We continue to find ways to talk about aggressive behavior, objectification of women, inciting violence with language. We talk about rejection.
In the last month, we’ve been able to talk about these things in a deeper way. It’s a huge problem in our society partly because there’s this notion that we don’t get taught that it’s OK when we lose. When people say no to us, we find other ways to get what we want — and that’s OK. It’s great to take that and apply it to goals, visions, things that you want to accomplish in your career.
But what’s not OK is in the ways that when we grow older, we then take this and apply it to people. It’s very different when you want, need and take a person.
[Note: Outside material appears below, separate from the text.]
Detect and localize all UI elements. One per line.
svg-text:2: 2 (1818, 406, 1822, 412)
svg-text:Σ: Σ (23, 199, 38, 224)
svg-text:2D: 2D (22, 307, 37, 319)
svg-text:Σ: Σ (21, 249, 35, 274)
How do you get students to open up?
It’s a lot about reflection — self-reflection on your own experiences. I grew up in a very masculine, hyper-masculine environment.
It’s about having difficult conversations, judgment free. We’ve had conversations that have gotten heated. Why do men cheat? Why is it OK for only women to show emotion?
I went this weekend to see that movie “Coco.” And there was this big huge guy sitting a couple seats next to me, and he was just bawling. And when he walked out, he walked out covering his face. Why is that wrong?
I think about these things, how they really play in society, and I bring them back to an educational setting. And students are very, very, very interested because they’re real-life situations.
What are some of the masculine perceptions that your students share?
There are so many. For example, everybody always picks the muscle car. Everybody always picks the Mustang or the Camaro, even the Range Rover, but never the Fiat or the Volkswagen or the Prius when you’re picking your dream car.
Why is that? Because you want to be seen as someone strong and powerful? Is that compensating for something else? That was mind-blowing for some students. We were talking about power and privilege in a conversation about hip hop and masculinity, and I brought up this example and they were like: “Huh? Whoa! That’s so true.”
What we do is, we ask questions. And it’s not to say that we’re going to change anyone’s mind. It’s to give perspective, see multiple perspectives, and then come up with values that make sense to your own person.
This interview was edited for length and clarity.